Dreamworld: Mit Jai Inn

MAIIAM Contemporary Art Museum 15 April 2023 - 1 April 2024 
MAIIAM Contemporary Art Museum 122, Moo 7 Tonpao San Kamphaeng District, Chiang Mai 50130, Thailand 相關連結
Exhibition|Dreamworld
Date|04.15.2023-04.01.2024
Veune|MAIIAM Contemporary Art Museum
 

An exhibition organised by Ikon and MAIIAM Contemporary Art Museum

Dreamworld #dreammantra is a continuation of Dreamworld, the artist’s first solo exhibition in Europe, which toured to Jim Thompson Art Center (Bangkok, Thailand, 2022) under the title Dreamday. The exhibition embodies the artist’s vision of art “as a utopian dream within everyday life” and collective hopes for a brighter future. In recent times, the challenges of a global pandemic, climate change and global geopolitics have led to widespread disillusionment, with many people choosing to withdraw from “in real life” experience. These challenges have also forced us to imagine alternative ways of being that refuse exploitative modes of production and instead promote the value of presence, mutual dialogue and gift economies.

Circulating positive energy between humans and the natural world is at the heart of Mit’s artistic practice. He sees painting as a way of transferring fields of energy from the earth (the source of his materials) into his works, their surroundings and viewers. Often working at night, he uses his hands, fingers and palette knives to dab, slap and pull colours across rolls of unstretched canvas, blending them intuitively. The thick consistency of his paint is derived from a mixture of oils, gypsum powder, colour pigments and acrylic, often loosened with linseed oil. In time, circular patches and specks of colour are built up, creating a natural rhythm, pattern and language.

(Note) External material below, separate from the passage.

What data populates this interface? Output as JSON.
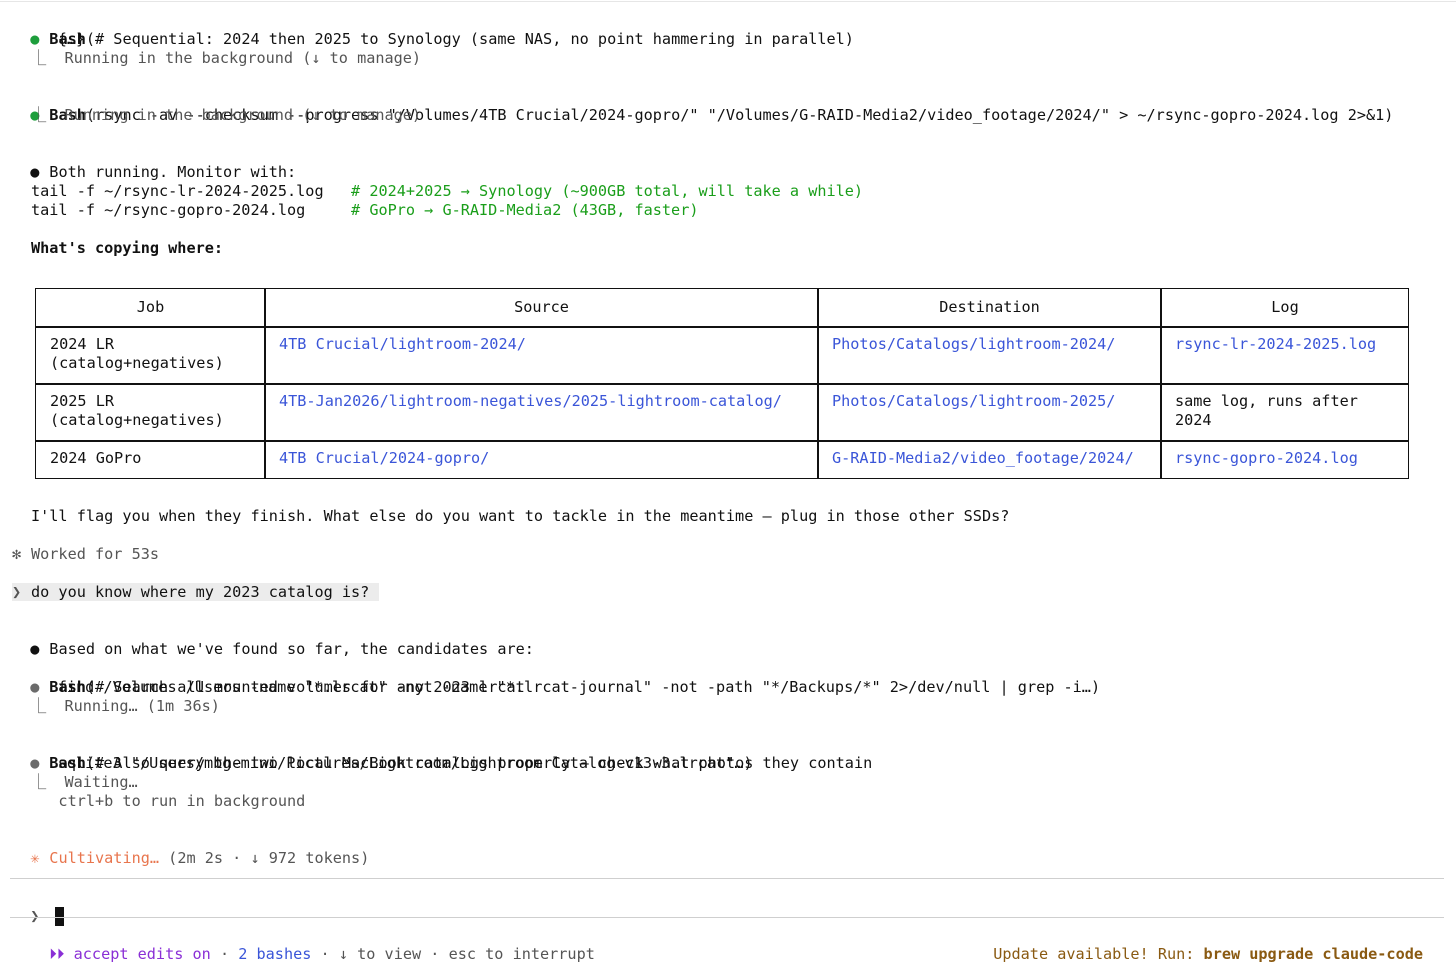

A devout Buddhist, Mit sees art as a form of “social architecture” capable of counting the controlled dynamics of consumer economies. For many years, he worked anonymously with artists and communities as part of Chiang Mai Social Installation (CMSI), giving his works away for members of the public to keep, and for artists to incorporate into their own projects. These gestures highlight Mit’s belief in his artworks as gifts, whose meaning lies in the hands of their owners, hosts and viewers.


Dreamworld #dreammantra explores the healing and social power of art through vibrant works that can be touched, walked through, stepped on and taken away. Highlighting Mit’s belief in the “living” nature of paintings, the exhibition challenges hierarchies between art and viewers, transforming MAIIAM’s galleries into spaces for dwelling, interacting and creating. Stepping into the museum, visitors will first be greeted with Pond (2023), a large pool of water dotted with hundreds of floating objects specially made for this exhibition. In the main hall, Dream Tunnel (2021) creates a room within a room, surrounding viewers who walk through it with ribbons of colour, designed to “cleanse stagnant or wounded energies”. Midlands Dwelling (2021) references the prehistoric caves in which early humans expressed their dreams as drawings, as well as the city of Birmingham, where the welded metal sculptures inside the installation were made. Dream Works (1999–) and Loops (2019–) are two ongoing series of double-sided canvases, with cuts and slits that allow them to be curved, looped, hung or placed on the ground.